The liver harbors a diverse population of resident immune cells, including myeloid and lymphoid subsets, which can either sustain inflammation or promote tissue repair.
Immune cell metabolic reprogramming occurs in response to the hepatic microenvironment, influencing disease progression or remission.
Systemic factors such as adipose tissue inflammation and cytokine secretion (IL-1, IL-6, TNF-α) contribute to hepatic metabolic stress and immune activation.
Current therapies focusing solely on weight loss may overlook direct immunomodulatory effects that contribute to treatment efficacy.

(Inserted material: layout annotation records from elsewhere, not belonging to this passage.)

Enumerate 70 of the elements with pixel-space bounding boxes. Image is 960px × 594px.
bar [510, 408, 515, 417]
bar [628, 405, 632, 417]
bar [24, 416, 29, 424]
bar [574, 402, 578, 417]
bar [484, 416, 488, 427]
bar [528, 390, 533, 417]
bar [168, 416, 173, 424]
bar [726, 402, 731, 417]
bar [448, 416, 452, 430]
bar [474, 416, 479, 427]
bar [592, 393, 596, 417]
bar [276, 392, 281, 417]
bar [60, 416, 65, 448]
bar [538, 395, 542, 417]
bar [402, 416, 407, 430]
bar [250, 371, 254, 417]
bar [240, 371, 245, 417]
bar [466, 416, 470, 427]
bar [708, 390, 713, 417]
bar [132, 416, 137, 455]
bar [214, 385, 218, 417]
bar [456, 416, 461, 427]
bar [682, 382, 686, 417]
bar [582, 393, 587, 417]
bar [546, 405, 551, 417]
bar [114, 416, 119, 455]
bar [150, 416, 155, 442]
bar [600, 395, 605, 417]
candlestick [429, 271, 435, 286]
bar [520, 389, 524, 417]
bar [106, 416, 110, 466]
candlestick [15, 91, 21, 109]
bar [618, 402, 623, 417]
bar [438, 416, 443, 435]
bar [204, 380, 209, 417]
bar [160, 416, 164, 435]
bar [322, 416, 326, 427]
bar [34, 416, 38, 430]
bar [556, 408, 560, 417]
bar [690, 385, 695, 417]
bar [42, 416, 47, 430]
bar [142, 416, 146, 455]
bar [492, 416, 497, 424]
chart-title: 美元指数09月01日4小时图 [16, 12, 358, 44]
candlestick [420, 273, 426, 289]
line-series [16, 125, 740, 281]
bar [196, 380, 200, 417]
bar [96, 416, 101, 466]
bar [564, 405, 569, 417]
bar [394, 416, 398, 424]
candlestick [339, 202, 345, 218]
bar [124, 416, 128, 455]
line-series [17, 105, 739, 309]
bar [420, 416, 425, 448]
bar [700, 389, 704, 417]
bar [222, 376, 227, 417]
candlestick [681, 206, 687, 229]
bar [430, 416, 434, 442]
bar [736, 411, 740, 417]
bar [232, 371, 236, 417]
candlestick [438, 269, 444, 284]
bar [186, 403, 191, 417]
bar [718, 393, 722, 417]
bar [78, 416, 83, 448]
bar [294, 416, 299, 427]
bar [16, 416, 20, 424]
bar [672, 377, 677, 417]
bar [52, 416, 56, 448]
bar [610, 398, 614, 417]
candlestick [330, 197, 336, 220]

Recognizing MASH as an immunometabolic disorder supports integrating metabolic and immune-targeted strategies for effective management.
Clinical Implications
Clinicians should consider immune dysregulation as a primary driver in MASH progression, not merely a secondary consequence of metabolic dysfunction. Therapeutic approaches that combine metabolic control with immune modulation may improve patient outcomes. Understanding the hepatic immune landscape is essential for developing targeted interventions beyond weight reduction.
Conclusion
MASH is fundamentally an immunometabolic disorder where immune cells critically influence disease trajectory. Integrating immunological insights with metabolic management offers a promising avenue for advancing MASH treatment.